Tahmin edersiniz ki bu söylenişi kadar kolay olmuyor. Kişi hayat örüntülerini tanıdıktan sonra günlük yaşamında bir farkındalık anı deneyimlediğinde sonrasındaki otomatik tepkiyi vermemek çok zordur. Örneğin; partnerinizin telefonuna gelen mesajın kimden olduğunu merak ettiniz, otomatik olarak sorma veya kontrol etme davranışını gösterdiniz. Bu durum o kadar otomatikleşir ki zamanla şüphe duymaya ve o şüpheyi durdurmak amacıyla kontrollere başlarsınız.
Şüphe ve Kontrol İlişkisi
Telefona gelen her mesaj, partneriniz tarafından açılmayan her aramanız zihninizde bir felaket senaryosunu tetiklemeye başlar. Siz de “Neredeydin?, O kim?, Onu yapmanı istemiyorum.” şeklinde cümlelere belki de telefonları kontrol etmeye başlarsınız. Ne yazık ki, kontroller şüpheyi durdurmaktan ziyade şüpheyi besler. Beslenen şüphe tetiklenmeye ve daha fazla kontrol davranışına zemin hazırlar. Zaten kontrol davranışlarını durdurmak bu kadar zor olduğu için insanlar hayatı otomatik pilotta yaşar.
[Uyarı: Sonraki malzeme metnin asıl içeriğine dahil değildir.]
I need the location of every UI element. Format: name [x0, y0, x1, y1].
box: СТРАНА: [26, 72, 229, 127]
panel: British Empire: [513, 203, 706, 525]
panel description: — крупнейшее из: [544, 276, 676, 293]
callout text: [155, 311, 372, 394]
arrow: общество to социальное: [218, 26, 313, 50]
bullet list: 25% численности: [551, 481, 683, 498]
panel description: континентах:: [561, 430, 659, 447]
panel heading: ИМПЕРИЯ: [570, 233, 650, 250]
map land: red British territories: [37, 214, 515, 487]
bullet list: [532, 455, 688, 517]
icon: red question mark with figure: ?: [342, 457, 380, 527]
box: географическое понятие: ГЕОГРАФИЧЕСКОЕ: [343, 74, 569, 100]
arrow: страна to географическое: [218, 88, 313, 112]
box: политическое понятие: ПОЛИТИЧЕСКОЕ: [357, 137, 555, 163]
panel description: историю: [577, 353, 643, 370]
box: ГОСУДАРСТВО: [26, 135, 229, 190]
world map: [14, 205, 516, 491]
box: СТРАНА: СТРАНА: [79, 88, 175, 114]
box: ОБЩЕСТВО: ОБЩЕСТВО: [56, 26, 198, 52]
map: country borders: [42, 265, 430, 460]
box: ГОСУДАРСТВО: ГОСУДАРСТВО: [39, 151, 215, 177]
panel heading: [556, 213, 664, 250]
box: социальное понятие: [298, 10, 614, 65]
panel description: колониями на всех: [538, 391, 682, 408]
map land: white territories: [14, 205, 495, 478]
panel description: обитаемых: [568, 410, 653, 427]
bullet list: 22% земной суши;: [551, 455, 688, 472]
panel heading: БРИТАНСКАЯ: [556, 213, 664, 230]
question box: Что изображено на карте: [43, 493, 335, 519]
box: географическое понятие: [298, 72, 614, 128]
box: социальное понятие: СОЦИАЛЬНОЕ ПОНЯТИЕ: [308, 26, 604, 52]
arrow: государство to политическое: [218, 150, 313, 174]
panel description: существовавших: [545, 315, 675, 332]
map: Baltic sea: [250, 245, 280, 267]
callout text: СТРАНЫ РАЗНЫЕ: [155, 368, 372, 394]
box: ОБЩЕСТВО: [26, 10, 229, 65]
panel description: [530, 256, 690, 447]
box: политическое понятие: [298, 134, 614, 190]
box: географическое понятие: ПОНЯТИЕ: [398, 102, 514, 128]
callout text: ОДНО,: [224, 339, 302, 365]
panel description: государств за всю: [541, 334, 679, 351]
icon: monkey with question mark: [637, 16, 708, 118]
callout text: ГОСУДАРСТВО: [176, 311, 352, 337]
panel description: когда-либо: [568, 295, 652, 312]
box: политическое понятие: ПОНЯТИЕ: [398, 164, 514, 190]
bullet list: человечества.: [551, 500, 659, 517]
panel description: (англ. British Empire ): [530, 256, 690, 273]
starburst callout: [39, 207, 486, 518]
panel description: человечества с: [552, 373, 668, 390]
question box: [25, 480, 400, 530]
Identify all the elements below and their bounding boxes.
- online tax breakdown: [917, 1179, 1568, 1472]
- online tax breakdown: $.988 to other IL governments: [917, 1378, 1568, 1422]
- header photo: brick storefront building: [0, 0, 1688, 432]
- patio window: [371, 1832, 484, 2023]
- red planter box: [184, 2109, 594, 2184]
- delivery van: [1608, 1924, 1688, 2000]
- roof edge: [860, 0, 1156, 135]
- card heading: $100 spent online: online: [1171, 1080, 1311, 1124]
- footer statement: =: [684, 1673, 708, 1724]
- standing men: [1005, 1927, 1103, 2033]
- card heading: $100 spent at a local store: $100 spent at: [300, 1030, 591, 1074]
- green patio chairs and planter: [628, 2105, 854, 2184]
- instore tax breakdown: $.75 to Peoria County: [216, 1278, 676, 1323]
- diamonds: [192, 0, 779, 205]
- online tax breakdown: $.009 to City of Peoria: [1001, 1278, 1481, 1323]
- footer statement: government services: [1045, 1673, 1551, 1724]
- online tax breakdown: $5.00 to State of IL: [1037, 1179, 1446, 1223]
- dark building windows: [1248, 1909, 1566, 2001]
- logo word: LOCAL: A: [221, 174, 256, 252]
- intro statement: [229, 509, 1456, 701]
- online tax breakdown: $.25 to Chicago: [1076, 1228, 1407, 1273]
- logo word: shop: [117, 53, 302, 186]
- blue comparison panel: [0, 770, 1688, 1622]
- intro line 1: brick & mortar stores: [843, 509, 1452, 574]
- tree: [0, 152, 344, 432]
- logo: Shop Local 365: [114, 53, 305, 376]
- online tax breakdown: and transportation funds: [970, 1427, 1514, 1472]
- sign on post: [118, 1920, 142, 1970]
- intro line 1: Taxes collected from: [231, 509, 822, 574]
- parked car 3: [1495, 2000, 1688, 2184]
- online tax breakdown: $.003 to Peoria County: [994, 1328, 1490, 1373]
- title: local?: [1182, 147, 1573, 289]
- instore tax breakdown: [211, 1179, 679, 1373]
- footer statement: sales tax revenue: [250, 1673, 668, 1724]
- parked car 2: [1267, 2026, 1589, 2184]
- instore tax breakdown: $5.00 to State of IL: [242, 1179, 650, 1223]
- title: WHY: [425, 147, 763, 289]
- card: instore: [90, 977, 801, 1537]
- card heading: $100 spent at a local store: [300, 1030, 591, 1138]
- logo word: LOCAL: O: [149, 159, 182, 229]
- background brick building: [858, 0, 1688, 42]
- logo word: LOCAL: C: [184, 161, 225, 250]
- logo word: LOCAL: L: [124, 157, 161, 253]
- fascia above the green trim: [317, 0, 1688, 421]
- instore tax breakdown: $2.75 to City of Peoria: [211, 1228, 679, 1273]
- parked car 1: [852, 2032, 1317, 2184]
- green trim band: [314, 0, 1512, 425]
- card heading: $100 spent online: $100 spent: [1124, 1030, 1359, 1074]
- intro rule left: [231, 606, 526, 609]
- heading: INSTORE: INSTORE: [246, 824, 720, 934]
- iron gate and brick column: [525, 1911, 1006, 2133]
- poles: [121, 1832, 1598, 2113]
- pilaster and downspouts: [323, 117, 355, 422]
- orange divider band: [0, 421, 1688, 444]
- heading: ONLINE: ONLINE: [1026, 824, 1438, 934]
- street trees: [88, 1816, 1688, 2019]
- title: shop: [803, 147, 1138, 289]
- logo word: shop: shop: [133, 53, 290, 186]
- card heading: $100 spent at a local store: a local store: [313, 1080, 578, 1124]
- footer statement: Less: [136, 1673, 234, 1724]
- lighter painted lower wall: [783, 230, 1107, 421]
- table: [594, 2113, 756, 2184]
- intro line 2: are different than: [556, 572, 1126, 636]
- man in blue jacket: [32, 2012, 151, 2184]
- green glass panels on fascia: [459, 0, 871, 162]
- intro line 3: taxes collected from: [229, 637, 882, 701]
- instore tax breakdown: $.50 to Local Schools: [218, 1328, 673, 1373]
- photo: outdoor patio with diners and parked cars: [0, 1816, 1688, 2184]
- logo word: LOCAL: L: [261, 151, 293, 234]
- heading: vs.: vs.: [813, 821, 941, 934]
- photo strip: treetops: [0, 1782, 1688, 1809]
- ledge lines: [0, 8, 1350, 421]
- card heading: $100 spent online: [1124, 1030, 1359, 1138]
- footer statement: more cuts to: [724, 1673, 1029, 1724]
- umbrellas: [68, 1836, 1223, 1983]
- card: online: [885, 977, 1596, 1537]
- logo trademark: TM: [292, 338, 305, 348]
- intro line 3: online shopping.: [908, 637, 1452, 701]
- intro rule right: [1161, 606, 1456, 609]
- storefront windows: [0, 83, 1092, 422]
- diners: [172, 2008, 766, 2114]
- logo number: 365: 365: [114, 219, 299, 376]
Farkındalıkla anı deneyimleme, kas gibi gelişen bir beceridir. Kişi andan koptuğu anları yakaladığında dikkatini şimdi ve burada’ya getirerek anda kalma deneyimini güçlendirir. Bu sayede zamanla andan kopuşlar azalır. Günlük yaşam duygusal roller-coaster gibi iniş çıkışları sık olan bir serüvendir. Bu yüzdendir ki duygusal süreçler kişiyi sandığımızdan daha çok etkiler. Kaygı, üzüntü, pişmanlık, merak deneyimlenen yoğun duygulardandır.
Kişi kahraman bakış açısıyla yani benliğinin içinden hayatı deneyimlediğinde duygusal yoğunluğu 10/10 deneyimlediği için kendine nesnel kalamaz. Ama kişi hayatı gözlemci bakış açısıyla yani sanki dışardan seyreden üçüncü bir gözmüş gibi deneyimlediğinde duyguları aynı yoğunlukta hissetmeyecektir. Duygusal deneyimi dışarıdan gözlemleyecektir. Dolayısıyla deneyimlediği yoğunluk belki 4/10 belki de 5/10 olacaktır.
Bu durumda da kişinin duygusal süreçlerle tetiklenen şemaları, otomatik düşünceleri ve davranış örüntülerinin esiri olma ihtimali azalacaktır. Kişi, kendi otomatizmasından özgürleşecektir. Böylece, otomatik ilerleyen hayat zinciri yerine farkındalıkla kendi seçimlerini yaparak hayat yolunu çizebilecektir.
Anda kalmak oldukça yaygın bir “reçete” olsa da gerçekten anda kalabilmek sanıldığından daha zordur. Otomatik bir şekilde çalışan makine gibi yaşanan hayata kendi seçimlerinizle katıldığınız anlar diliyorum.